A hush rolled across the room as the presenter strode to the lectern.
“It has been six months of research, interviews with hundreds of customers and employees, and long hours of management debate,” the chief marketer explained to an audience of his colleagues. “What we have come to learn is that our difference is our people.”
A collective groan sucked the spirit from those in the room. Within two years, the global consultancy American Management Systems (AMS) was sliced up and sold off to suitors buying on the cheap. It was a quiet end for an innovative organization.
Starting in the late 1990s and for more than three years, Strategic Communications Group (Strategic) provided public relations and marketing services to a number of AMS’ business lines.
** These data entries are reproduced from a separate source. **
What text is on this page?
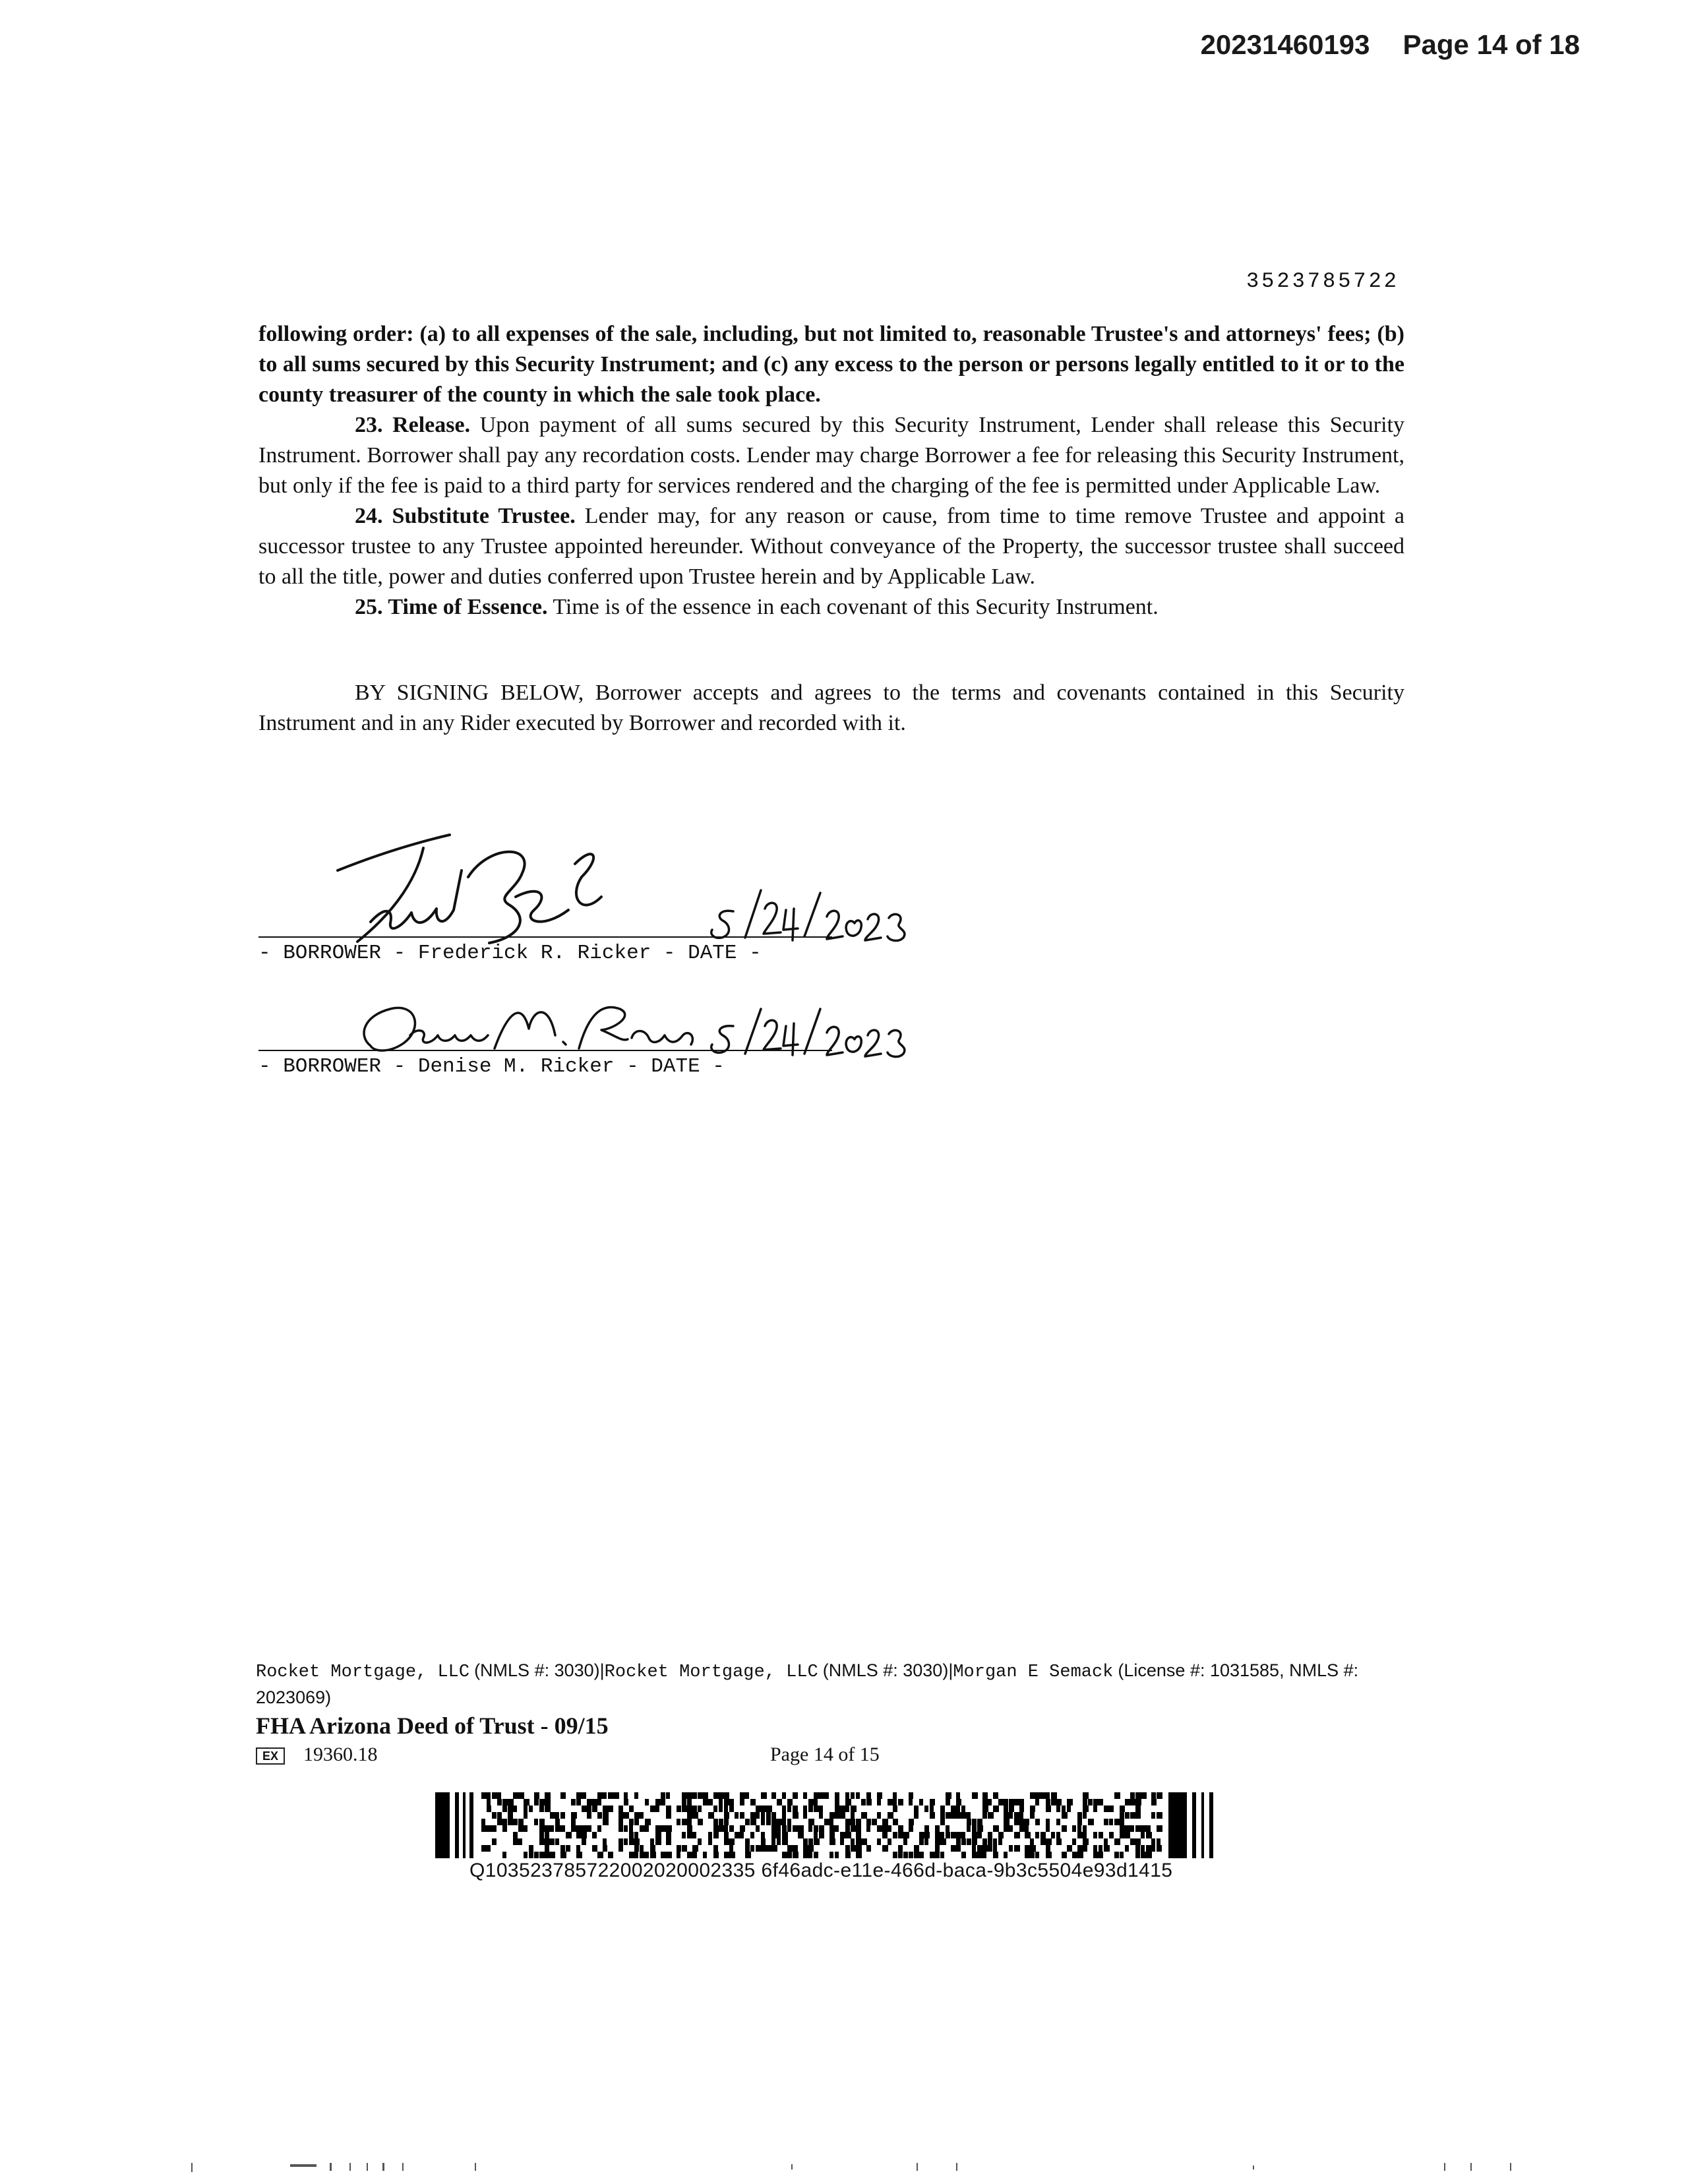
20231460193 Page 14 of 18
3523785722

following order: (a) to all expenses of the sale, including, but not limited to, reasonable Trustee's and attorneys' fees; (b) to all sums secured by this Security Instrument; and (c) any excess to the person or persons legally entitled to it or to the county treasurer of the county in which the sale took place.

23. Release. Upon payment of all sums secured by this Security Instrument, Lender shall release this Security Instrument. Borrower shall pay any recordation costs. Lender may charge Borrower a fee for releasing this Security Instrument, but only if the fee is paid to a third party for services rendered and the charging of the fee is permitted under Applicable Law.

24. Substitute Trustee. Lender may, for any reason or cause, from time to time remove Trustee and appoint a successor trustee to any Trustee appointed hereunder. Without conveyance of the Property, the successor trustee shall succeed to all the title, power and duties conferred upon Trustee herein and by Applicable Law.

25. Time of Essence. Time is of the essence in each covenant of this Security Instrument.

BY SIGNING BELOW, Borrower accepts and agrees to the terms and covenants contained in this Security Instrument and in any Rider executed by Borrower and recorded with it.

- BORROWER - Frederick R. Ricker - DATE -
- BORROWER - Denise M. Ricker - DATE -
Rocket Mortgage, LLC (NMLS #: 3030)|Rocket Mortgage, LLC (NMLS #: 3030)|Morgan E Semack (License #: 1031585, NMLS #: 2023069)
FHA Arizona Deed of Trust - 09/15
EX	19360.18	Page 14 of 15
Q103523785722002020002335 6f46adc-e11e-466d-baca-9b3c5504e93d1415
It was gratifying work and I still consider AMS a foundational client relationship in my career.
The company’s demise resulted from changing market dynamics, failed customer implementations and, ultimately, an inability to differentiate itself.
To this day, the “difference is our people” mantra is one that business-to-business marketers struggle to articulate, validate and justify.
Yet, unlike AMS’ conundrum 15 years ago, we now have an arsenal of tactics that can be employed to successfully and cost-effectively communicate with key constituents how special are people truly are. Here are three approaches you can put in play:
- Incorporate subject matter experts into a corporate marketing program by sharing their wisdom via written posts, podcasts and videos. Rather than a promotional stance, think thought leadership and education.
- Reward employees for sharing content through their social media participation on business-oriented platforms like LinkedIn and Twitter.
- Explain clearly and concisely why your organization attracts and retains exceptional performers.
I’ve included below articles three of my colleagues at Strategic recently published on LinkedIn. Each presents a sincere story. In fact, I suspect you may even see much of yourself in these personal accounts.
By Shany Seawright
“While my husband worked from home and was the primary care giver for my child, I remained focused on climbing up the corporate ladder and being available to my clients every moment of the day, and even in the middle of night, for my start-up clients that worked around the clock. I saw my family for a few hours every day. My husband pushed back, and then pushed back harder, demanding more job flexibility from me.”
By Shayda Windle
“I had my son Will in 2013, and just as any parent will tell you, my life completely changed. Work didn’t seem to matter in the same way it did prior to him being born. It was important, of course, but my priorities completely changed, and I began to realize that my family would have to be first.”
By Eldon Marr
“My wife, daughter, son, and puppy are at the center of that happiness. I couldn’t be a father that checked in before heading out the door and spent only a few minutes with my family at dinner or before bedtime. I didn’t want to miss out on watching my kids grow up.”